I got access to the Realtime API this morning.
Playing around with it in the playground it.

Seems like the model is pretty nerfed vs Advanced Voice Mode. Has limited voice models that has a lot less range than AVM in pronounciation, tonality and accents.

What’s your experience?

3 Likes

You might be right with the accents. I seem to have no problem in AVM (Indian accent) – but the realtime API seems to be having issues with the accent (atleast for me) – this is in preliminary testing.

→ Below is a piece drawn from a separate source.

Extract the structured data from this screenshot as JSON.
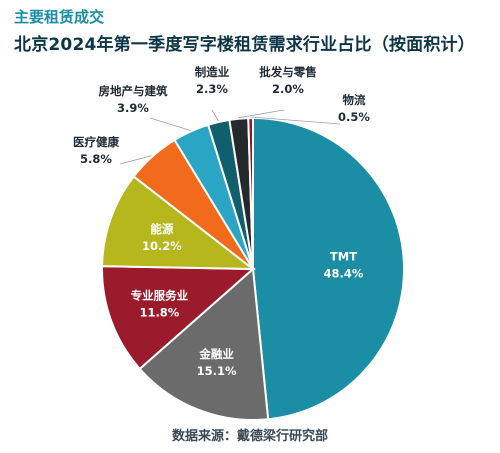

Beyond this: This Realtime API is amazing … (just created a POC for Realtime API + RAG) – this is going to change a lot of things (like data centers)

Are you doing RAG as part of the instructions or via something else like tools?

1 Like

100% agree @ssdavid, this is a basic STT - LLM - TTS like the old voice chatGPT. It cannot do any accents nor non-verbal communication.

I’m in Europe, are you? Any american user can check if their API can fake accents and non-verbal cues ?

Yep, based in Europe. Asked it to switch to Hungarian. AVM is surprisingly good at it, standard voice mode is terrible. This was A LOT closer to SVM.

Haven’t yet checked RAG, but did play around with function calling. Pricing is crazy so will need to do a lot of cost optimization in architecture to make it worthwhile.

The marketing was quite dishonest in cultivating the ambiguity with AVM, probably to justify the pricing.

Gemini 1.5 Pro 002 + whisper for output TTS has the same performance for 32x cheaper. The only difference being the input latency

Using tools (function calling) to get the context from the RAG (Using our own RAG platform) – that part is working great … It’s the UX challenges that seem to be a pain.

I asked it to respond in Hindi and it did a pretty good job with the language and the accent. (The only odd thing was an American voice talking in Hindi – but beyond that, I was quite surprised that it got the pronunciations pretty good)

RAG works great with function calling – got it working well … the only problem is controlling hallucinations (so you will need to test and control extensively for that).